Will "global" cache_read be precomputed for constant input?

For example, in the conv2d cases, I’d like to cache_read kernel weights to another global buffer and do some tiling there before calculation. Will cache_read be precomputed in this case?

Is this in the context of VTA? or are you targeting another backend?

I am now targeting arm_cpu backend

I’m not sure I understand your question: could you be more specific about what you mean by pre-computing the cache_read?

Please see the usage in https://github.com/dmlc/tvm/blob/master/topi/python/topi/arm_cpu/depthwise_conv2d.py#L62
I am just curious if the kernel packing can be computed in advance(should be possible because kernel weights are constant) or must be computed at runtime?

It won’t be computed in advance. Because it is a single TVM op, while precompute is a NNVM pass which works on nnvm symbol.

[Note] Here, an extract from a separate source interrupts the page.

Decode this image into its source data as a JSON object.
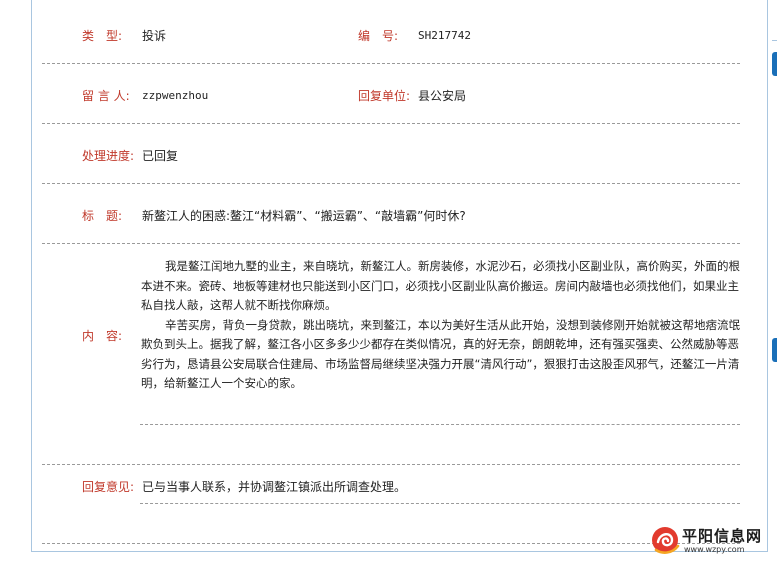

So what we do is to separate this conv into two nnvm symbols, one does convolution and the other does weight transform. Then the weight transform symbol can be pre-computed.

We do this by registering alter_op_layout in nnvm. See relate code for conv2d

@merrymercy The layout altering will not happen in autotvm path, so need use debug_skip_region to exclude it from tuning time measurement. Is my understanding correct?

You are right.

Great, thanks a lot for clarification.